The country focused first on textile manufacturing as a way to get people working, then petrochemicals and later electronics and biotech — all the while investing heavily in education. Today Singapore is consistently ranked as having one of the top school systems in the world.

Unfortunately, all that focus on book learning has had a side effect of creating a risk-adverse population — exactly what Singapore's technocrats want to get away from.

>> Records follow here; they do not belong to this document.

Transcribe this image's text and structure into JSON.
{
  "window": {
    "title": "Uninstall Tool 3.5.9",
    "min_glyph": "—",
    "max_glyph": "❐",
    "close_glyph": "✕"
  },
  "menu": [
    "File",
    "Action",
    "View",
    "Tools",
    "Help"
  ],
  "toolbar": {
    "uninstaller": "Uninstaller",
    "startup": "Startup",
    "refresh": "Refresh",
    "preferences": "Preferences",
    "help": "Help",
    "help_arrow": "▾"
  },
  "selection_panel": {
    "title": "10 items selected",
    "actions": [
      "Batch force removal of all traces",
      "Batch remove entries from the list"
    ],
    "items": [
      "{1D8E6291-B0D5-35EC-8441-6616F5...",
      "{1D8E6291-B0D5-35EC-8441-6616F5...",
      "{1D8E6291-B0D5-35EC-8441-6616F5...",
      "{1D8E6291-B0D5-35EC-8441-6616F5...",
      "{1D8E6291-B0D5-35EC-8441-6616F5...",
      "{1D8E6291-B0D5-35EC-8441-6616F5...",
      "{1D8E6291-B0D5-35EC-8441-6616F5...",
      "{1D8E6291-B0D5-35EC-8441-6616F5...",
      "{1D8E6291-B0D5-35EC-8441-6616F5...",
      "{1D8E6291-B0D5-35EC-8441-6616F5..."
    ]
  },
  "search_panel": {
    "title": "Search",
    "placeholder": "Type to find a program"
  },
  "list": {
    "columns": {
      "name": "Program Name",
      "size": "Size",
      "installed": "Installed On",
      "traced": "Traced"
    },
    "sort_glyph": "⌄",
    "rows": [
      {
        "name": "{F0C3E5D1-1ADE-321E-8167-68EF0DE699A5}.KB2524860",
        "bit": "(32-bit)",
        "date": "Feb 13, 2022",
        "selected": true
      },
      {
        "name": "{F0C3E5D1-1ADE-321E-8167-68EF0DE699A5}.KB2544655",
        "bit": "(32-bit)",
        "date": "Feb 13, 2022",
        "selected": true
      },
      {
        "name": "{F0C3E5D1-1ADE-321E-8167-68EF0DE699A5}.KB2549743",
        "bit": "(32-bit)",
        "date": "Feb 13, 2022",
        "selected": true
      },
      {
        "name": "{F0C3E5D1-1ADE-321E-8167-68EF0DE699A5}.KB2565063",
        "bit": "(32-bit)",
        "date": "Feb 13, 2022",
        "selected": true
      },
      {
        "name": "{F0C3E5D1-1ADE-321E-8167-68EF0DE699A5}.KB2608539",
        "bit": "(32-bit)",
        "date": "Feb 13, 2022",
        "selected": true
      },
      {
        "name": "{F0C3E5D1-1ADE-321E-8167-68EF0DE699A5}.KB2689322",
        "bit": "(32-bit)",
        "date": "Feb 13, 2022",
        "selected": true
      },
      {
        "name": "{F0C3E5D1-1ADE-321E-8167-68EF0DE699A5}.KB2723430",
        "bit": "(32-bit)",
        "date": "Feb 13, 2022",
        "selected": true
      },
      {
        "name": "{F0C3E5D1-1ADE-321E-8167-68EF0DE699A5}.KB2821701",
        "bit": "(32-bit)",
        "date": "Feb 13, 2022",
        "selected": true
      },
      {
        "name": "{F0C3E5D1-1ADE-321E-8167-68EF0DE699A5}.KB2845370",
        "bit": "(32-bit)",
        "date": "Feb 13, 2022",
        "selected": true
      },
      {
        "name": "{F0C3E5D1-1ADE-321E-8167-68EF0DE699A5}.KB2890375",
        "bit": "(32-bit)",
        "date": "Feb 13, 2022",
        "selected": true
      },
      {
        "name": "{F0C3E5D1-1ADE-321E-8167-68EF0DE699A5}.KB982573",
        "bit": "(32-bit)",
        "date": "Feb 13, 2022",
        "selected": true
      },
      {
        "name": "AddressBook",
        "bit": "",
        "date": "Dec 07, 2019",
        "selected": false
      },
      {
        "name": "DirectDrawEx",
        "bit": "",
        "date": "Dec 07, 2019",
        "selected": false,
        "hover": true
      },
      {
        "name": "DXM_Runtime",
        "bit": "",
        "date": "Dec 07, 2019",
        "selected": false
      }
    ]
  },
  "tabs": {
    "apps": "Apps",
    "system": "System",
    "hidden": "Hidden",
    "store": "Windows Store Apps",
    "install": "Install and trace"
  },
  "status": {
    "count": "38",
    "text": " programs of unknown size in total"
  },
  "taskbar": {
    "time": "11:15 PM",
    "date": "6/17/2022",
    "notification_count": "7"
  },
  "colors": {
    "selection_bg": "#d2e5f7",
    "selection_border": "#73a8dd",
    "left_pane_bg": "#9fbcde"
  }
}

"I was having tea with the Prime Minister (Lee Hsien Loong) one day, and we agreed that the biggest barrier to entrepreneurship is the parents," said Grace Sai, co-founder of The Hub Singapore, a entrepreneurial-minded co-working space that supports 500 start-ups. It raised $1.1 million in a Series A round of funding in June.

"Even when the youngster is passionate and wants to change the world, the family discourages them. They say, 'Get a job, get a salary!'" said Sai.

An interior workspace at Block 71, a government-backed startup incubator in Singapore

Fifteen years ago, Singaporeans who wanted to throw caution to the winds tended to flee to Silicon Valley, China or anywhere where taking big risks was considered a good, rather than a bad, idea.

Today, Parasrampuria and her six partners share a tiny desk space at LaunchPad's Block 71, a building the Economist dubbed "the world's most tightly packed entrepreneurial ecosystem."

A joint project of the JTC Corp., a government agency that encourages economic development, and SPRING Singapore, it's a three-building complex with three more buildings slated to open by 2017.

But creating an entrepreneurial culture requires more than just office space, , said Michael Goldberg, a professor at Case Western Reserve University in Cleveland, whose expertise is entrepreneurship in transitioning economies.

"What helps is access to funding and access to networks. It's that potent mix that goes on inside, so when you walk down the hallway you run into people who can help you," he said.

A wall full of graffiti at LaunchPad @ One North, a Singapore-sponsored startup incubator.

Block 71 brims with that vibrancy and connection. The colorfully repurposed factory building from the 1970s offers start-ups space, free Wi-Fi, an atmospheric café and lots of places to hang out and run into others, all amid a decidedly un-Singaporean grittiness.

Walking into the building reveals a world very different from the clean, well-ordered one outside. Singapore is infamous for its Vandalism Act, which can impose mandatory caning on those found guilty of graffiti.

The walls of Block 71 are covered with graffiti, much of it about start-ups. It's a heady and encouraging place for Parasrampuria.

They've gotten cash grants and tax deductions to help them get off the ground, but perhaps more importantly, being in Block 71 gives Parasrampuria a place where being an entrepreneur is celebrated, not condemned.

"When you hit your highs and lows, you have people who understand," she said.

The rest of the world is beginning to pay attention. Norwegian investor William Klippgen has been working in Singapore since 2003. His firm Tigris Capital has done 21 investments so far, and gotten a four times return on money invested, he said, "which compares to the best returns in Silicon Valley.

"It is amazing how a consolidated, high-level effort has been able to kick-start an entrepreneurial culture that is already delivering successful tech companies," Klippgen said.

Chow sees the difference in young people. In 2005 fewer than 10% of college graduates said they wanted to start a business. In 2011 it was 15% and by 2013 it was up to 20%, he said.

The next step is growing Singapore's own venture capital infrastructure. That means getting people over the fear of failure that keeps them from picking themselves up after multiple failed start-ups so they go on to do one that succeeds.

Then, when they strike it rich, they can turn around and start investing in other start-ups and beginning the cycle again.

As that happens, said Chow, "we can bring that idea of paying it forward, which is so common in Silicon Valley, to Singapore."